He has some interesting records in the cinema sector as well; for example, in 1975 he shot a movie without a scenario. “My age is old, not me,” says Aram Gulyuz and nowadays he has a project that he is very excited about: his new scenario “Kınalı Ah Kınalı.”
The story takes place on Kınalı Ada, one of the seven Princess Islands of İstanbul, and it is about the multi-ethnical structure of Turkey. Gulyuz is looking for a sponsor for his film and says, “It is a movie that will tell the whole world about us, like the movie ‘My Big Fat Greek Wedding.’”
He thinks that the movies that were produced in Turkey with big dreams and which did not achieve the expected success on the world stage have one thing in common: they did not contain a universal message.

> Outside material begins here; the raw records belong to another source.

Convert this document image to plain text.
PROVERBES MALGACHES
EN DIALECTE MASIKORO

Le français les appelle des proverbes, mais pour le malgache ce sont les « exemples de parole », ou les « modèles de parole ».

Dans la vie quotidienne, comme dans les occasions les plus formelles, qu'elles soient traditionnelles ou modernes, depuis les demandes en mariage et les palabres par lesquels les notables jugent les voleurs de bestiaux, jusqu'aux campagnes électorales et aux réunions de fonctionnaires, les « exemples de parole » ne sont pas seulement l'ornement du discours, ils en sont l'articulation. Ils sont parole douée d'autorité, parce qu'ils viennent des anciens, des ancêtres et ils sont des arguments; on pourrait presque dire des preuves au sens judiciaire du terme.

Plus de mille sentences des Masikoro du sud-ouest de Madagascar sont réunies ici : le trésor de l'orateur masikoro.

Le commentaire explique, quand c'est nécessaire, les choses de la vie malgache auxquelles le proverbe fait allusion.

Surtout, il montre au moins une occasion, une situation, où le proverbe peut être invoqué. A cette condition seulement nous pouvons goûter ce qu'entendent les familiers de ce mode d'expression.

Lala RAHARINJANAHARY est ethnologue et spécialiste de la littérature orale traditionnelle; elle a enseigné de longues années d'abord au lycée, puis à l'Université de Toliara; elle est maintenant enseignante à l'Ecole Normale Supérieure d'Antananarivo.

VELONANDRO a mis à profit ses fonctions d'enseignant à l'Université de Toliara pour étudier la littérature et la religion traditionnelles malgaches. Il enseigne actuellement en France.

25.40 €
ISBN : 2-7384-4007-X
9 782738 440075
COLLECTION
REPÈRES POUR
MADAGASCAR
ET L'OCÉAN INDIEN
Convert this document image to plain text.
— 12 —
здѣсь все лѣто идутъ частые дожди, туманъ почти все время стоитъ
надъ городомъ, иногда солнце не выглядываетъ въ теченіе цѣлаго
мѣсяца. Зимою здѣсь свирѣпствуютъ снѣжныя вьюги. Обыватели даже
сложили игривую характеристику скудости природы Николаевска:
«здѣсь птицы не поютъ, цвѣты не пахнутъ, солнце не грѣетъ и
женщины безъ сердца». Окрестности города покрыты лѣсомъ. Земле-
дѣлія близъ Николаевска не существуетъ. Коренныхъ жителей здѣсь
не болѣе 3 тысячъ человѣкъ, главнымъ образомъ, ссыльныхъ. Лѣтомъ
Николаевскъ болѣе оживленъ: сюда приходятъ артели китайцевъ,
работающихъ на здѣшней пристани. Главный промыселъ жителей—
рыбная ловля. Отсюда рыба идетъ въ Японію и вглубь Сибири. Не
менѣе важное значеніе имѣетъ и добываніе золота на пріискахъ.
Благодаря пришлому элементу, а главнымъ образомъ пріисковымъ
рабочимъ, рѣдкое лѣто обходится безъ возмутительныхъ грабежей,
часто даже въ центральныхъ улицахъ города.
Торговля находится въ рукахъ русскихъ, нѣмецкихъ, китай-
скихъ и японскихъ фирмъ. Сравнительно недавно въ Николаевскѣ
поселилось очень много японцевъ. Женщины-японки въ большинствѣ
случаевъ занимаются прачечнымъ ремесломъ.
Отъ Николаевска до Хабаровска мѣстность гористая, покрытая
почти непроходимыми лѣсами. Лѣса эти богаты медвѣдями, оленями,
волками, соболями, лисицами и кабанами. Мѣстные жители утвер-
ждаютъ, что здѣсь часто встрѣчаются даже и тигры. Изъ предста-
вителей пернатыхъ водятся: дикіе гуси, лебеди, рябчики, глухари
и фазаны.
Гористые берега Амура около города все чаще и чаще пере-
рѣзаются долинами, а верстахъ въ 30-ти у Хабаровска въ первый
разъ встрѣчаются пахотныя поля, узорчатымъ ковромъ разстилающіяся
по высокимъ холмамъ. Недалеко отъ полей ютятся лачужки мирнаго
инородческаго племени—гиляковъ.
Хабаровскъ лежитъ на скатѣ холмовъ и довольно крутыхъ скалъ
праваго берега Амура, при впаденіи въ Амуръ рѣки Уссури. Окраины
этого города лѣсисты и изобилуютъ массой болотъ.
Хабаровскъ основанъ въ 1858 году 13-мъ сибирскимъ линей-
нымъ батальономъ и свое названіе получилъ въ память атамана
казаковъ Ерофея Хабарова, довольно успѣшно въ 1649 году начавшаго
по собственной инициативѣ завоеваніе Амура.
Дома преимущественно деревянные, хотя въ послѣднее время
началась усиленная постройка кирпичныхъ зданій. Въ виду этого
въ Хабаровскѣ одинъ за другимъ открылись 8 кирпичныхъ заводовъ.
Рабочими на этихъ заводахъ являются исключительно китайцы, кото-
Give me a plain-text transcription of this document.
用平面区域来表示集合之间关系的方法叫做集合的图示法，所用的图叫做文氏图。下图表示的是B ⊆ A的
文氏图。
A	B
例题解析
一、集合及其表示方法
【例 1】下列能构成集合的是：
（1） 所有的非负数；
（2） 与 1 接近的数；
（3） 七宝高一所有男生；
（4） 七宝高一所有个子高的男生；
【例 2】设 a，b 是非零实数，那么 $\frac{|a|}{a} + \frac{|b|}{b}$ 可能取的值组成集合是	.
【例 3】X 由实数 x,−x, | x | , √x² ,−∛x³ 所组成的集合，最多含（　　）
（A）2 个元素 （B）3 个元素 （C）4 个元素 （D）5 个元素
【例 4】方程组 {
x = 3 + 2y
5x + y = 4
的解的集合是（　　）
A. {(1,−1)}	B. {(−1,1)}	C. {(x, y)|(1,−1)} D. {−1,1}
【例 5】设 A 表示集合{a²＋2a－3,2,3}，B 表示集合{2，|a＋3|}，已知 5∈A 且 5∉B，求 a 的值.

The story of “Kınalı Ah Kınalı” concerns a young Armenian girl who is about to marry a Buddhist in Los Angeles. Her family is against the marriage and the movie begins as they move to Kınalı Ada. The movie points out the close relations between Armenian, Assyrian, Jewish and Muslim families living in Turkey. Gulyuz plans to give the lead role of Nayat, the Armenian girl, to an American actress.
Aram Gulyuz was born in 1931 and he volunteered for 18 months as a soldier in the Korean War. He lived in London for six years and started his cinematic career in 1960 with Halit Refig’s encouragement, another renowned movie director. Throughout his career, Gulyuz has most often worked with the famous comedic actors Sadri Alisik and Ajda Pekkan.
He says that a Hindu whom he met when he was in England deeply influenced his philosophy of life. “I forget yesterday, I only think of tomorrow. I don’t even have a photograph from my wedding. I never go to the funerals. Just because of that I didn’t go to my mother’s funeral and my sister still doesn’t talk to me,” says Aram Gulyuz.
“THERE ARE NO STARS IN THE TURKISH CINEMA ANYMORE”
According to the famous film director, who has worked with many important names in the Turkish cinema, no one has yet filled the places of the great actors like Hulusi Kentmen, Sadri Alisik, Ozturk Serengil, Adile Nasit, Kadir Savun, Erol Tas, Huseyin Baradan, or Danyal Topatan.
“They were great characters with their voices and mimicry. Today, we have actors but they don’t have strong voices like the old dramatic actors did,” he says.
“In the old days the producers used to call the directors and order two Cuneyt Arkın, one Turkan Soray movie for the year. What the themes would be or what the scenarios were weren’t important. Films were produced according to the name of the actor playing in them and then they were put on the market,” Gulyuz adds.
For him, being a director is not something learned at school. The directors he tutored are still working in the film industry today.
He believes that he has learned something from all of the 150 movies that he directed. The years that he most enjoyed his work were the years 1965-1970 when approximately 350 films were produced a year.
He most enjoyed working with Sadri Alisik. “Saffet Beni Affet” (Forgive Me, Saffet) which he shot in 1976 with Sadri Alisik, Perran Kutman and Selma Guneri is his favorite movie. Gulyuz had also directed many erotic movies, which were once very popular in the Turkish cinema.
He says they shot very funny erotic comedies in this period and enjoyed the experience a lot. His biggest complaint, on the other hand, is that every night various TV channels show his movies, but he cannot benefit from his rights because of the copyright law. “There is a law, but who cares,” he says.
HIS OLD PAL
Aleks Alboyacian is a very special old friend for Aram Gulyuz, the man with whom he started his career. Alboyacian is both a relative and his first partner in the movie business.
The couple used to own the Metro Film Company, which introduced many firsts to the Turkish movie-going audience; for example, they showed the first foreign movie in the theaters.
Gulyuz discovered the famous movie star İzzet Gunay and Aleks Alboyacian was the one who convinced Turkan Soray’s mother to let him cast her in his movie when she was 16, which opened the way for her to become the Sultana of the Turkish cinema.
Alboyacian retired from the cinema in 1969 and now lives in New Jersey, USA. Nowadays his biggest wish is to meet his old friend Gulyuz to reminisce about the good old days.